Opinion: Why Didn't FINRA Catch Madoff?
Traders Magazine Online News, January 8, 2009
I submit that this focus is misplaced. Instead, we should be asking, why didn't FINRA catch up to Madoff? A few days ago, after weeks of tireless reporting, the Wall Street Journal finally tried to probe Mary Schapiro on this question. Mary has been in charge of FINRA and its regulatory predecessor, NASD Regulation, for many years. She did not respond to the Wall Street Journal's inquiries.
Equity traders rarely are a focus of attention during a financial crisis. They accept and execute orders; they don't make investment decisions. Occasionally a trader "goes rogue" and wildly exceeds his or her trading authority, but the business ordinarily doesn't provide much opportunity for fraud of a magnitude sufficient to bring a financial institution to its knees. For that reason, the Madoff scandal is unique. A trader well-known in equity trading circles apparently has engineered a fraud sufficient to make him front page news in the financial press for weeks.
That said, there is no evidence that the Madoff scandal involved its trading operations. After all, the Madoff firm was famous for executing lots of small orders in listed securities. These are orders that by their nature tell us little or nothing about market direction. The various frauds that typically occur on a trading desk - front-running, marking the close, manipulation of thinly traded securities - are difficult to accomplish at a firm that handles small orders from other broker-dealers for extremely liquid, listed equities. Moreover, institutional trading firms like Madoff typically do not hold client funds, but trade delivery versus payment. So that rules out frauds that involve stealing from customer accounts. While the magnitude of the Madoff fraud is truly staggering, it is difficult to see how the Madoff trading operation was involved in any significant way, except perhaps as a front for what was really going on.
The Madoff firm,however, was a broker-dealer, and therefore it was entitled to do more than merely make markets in stocks, provided that it received permission from FINRA to engage in other activities. It seems that FINRA granted Madoff permission to hold funds and securities for clients, and to manage those accounts as a discretionary broker.
The financial press is very confused about all of this. I still see news reports calling Madoff a hedge fund. It was not. It was, besides making a market in equities, a broker-dealer holding customer funds and securities in discretionary accounts. This is a traditional brokerage activity.

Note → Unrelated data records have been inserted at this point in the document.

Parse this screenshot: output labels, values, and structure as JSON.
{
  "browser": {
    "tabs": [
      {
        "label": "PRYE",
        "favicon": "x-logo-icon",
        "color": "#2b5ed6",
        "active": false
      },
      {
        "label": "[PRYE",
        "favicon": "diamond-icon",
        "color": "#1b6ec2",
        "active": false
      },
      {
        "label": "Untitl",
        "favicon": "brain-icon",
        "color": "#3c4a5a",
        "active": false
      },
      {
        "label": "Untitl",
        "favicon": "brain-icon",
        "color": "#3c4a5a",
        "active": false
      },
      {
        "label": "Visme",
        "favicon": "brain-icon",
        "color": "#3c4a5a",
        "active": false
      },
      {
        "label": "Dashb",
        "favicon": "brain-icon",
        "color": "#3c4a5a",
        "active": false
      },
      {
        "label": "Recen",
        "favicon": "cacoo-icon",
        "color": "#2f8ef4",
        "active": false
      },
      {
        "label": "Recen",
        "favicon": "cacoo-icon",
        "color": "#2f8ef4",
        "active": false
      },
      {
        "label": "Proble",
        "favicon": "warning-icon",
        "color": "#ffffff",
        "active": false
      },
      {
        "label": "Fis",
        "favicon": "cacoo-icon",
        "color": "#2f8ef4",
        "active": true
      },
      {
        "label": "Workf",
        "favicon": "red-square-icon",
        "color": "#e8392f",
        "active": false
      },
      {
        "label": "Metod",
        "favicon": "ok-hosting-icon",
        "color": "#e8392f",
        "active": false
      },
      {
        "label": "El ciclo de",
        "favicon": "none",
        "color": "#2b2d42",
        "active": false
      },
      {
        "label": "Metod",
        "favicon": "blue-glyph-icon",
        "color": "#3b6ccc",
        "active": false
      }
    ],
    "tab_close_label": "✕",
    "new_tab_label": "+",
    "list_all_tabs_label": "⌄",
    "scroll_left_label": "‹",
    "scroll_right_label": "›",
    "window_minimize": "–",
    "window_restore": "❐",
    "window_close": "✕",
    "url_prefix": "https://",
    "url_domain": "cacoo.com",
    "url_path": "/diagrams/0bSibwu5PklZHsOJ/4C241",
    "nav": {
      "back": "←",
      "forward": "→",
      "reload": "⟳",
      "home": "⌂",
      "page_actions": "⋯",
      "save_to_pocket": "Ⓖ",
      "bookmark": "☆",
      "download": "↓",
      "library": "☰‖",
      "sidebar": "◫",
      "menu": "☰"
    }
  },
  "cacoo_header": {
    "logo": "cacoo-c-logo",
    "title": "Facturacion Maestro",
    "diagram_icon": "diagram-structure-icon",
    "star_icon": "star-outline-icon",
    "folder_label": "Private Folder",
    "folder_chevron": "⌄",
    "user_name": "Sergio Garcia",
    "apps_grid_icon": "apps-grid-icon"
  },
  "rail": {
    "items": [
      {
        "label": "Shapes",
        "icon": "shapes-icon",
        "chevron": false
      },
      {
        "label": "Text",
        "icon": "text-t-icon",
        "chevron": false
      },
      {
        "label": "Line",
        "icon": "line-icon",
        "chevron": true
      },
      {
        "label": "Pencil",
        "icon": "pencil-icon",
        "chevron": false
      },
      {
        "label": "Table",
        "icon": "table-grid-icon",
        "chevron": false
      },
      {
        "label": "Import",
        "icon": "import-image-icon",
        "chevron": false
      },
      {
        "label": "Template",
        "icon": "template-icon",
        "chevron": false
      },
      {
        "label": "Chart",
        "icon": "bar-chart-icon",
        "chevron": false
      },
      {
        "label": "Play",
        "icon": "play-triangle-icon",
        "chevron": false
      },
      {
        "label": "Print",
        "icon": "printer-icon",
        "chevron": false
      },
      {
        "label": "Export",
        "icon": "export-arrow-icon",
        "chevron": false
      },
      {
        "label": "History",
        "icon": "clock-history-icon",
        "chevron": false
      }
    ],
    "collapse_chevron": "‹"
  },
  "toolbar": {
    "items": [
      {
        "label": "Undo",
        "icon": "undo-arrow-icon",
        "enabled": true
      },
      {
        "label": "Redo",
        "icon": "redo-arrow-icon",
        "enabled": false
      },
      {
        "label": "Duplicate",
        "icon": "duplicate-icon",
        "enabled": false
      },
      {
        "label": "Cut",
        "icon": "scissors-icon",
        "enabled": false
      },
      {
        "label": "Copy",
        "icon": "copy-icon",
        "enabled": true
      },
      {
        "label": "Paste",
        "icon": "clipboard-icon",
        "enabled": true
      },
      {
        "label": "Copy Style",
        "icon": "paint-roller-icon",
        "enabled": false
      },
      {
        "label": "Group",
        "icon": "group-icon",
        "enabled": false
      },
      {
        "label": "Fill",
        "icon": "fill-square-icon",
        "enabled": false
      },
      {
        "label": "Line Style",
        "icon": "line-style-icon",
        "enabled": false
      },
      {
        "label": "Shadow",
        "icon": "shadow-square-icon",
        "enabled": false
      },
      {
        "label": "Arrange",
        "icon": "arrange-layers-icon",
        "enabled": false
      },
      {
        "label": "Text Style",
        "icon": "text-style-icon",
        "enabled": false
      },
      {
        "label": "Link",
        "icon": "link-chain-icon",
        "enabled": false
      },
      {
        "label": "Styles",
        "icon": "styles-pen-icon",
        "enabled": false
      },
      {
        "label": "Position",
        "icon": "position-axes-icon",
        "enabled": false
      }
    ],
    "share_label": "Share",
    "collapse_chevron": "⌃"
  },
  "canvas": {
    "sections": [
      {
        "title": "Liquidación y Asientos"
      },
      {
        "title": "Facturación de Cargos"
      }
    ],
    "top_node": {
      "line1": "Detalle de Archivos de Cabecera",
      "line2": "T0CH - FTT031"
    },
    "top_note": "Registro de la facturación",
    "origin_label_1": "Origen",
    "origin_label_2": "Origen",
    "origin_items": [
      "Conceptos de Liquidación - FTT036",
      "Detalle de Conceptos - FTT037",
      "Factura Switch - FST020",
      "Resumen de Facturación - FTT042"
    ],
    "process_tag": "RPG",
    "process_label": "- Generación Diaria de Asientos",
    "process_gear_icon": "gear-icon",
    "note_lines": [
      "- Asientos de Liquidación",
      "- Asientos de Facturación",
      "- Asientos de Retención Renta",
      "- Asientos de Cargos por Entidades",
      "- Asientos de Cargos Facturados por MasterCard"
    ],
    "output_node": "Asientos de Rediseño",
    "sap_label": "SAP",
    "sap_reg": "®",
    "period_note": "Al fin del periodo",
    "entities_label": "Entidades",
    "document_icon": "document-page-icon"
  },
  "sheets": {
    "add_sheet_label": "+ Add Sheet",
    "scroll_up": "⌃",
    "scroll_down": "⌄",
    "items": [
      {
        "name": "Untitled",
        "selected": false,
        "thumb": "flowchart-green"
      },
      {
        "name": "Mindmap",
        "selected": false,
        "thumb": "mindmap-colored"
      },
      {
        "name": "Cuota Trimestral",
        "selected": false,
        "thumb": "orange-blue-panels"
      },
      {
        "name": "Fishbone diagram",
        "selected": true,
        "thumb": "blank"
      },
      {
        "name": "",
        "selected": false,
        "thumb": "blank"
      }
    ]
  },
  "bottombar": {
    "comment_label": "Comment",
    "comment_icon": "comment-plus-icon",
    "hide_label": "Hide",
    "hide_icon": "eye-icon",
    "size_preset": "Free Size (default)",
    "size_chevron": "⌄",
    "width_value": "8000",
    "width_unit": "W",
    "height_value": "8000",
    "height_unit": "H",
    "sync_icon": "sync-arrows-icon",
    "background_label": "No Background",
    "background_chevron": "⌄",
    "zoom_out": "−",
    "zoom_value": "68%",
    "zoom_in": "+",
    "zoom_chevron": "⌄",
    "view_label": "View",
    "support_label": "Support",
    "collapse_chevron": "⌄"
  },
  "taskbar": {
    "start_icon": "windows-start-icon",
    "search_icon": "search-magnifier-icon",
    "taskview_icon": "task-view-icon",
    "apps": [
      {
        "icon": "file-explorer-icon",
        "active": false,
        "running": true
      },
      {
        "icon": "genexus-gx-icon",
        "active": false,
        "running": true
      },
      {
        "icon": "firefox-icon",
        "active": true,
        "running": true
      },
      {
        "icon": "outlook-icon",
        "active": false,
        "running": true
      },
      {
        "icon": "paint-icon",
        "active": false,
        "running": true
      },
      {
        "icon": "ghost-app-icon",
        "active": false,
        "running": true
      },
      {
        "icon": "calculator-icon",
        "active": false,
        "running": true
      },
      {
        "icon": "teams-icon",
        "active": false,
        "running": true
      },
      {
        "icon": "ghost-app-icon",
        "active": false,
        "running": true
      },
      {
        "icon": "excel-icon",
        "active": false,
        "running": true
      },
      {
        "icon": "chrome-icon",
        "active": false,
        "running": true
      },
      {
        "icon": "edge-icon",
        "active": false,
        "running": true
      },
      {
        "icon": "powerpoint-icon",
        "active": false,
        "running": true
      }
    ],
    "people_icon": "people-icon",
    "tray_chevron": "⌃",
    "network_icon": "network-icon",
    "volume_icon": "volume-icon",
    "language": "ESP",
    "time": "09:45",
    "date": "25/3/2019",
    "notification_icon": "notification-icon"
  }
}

Of course, to those who are not used to the fine distinctions that exist in the financial services industry, discretionary brokerage looks a lot like investment management. But discretionary brokerage was a traditional brokerage activity in 1934, when our current system of regulation was enacted, and continues to be part of the business of many broker-dealers to this day. In 2003, about 70 years after the Securities Exchange Act of 1934 was enacted, the SEC finally came around to the notion that discretionary brokers ought to register as investment advisers under the Investment Advisers Act of 1940, as well as being registered as broker-dealers. When this regulation became effective, the Madoff firm registered as an investment adviser, while retaining its registration as a broker-dealer.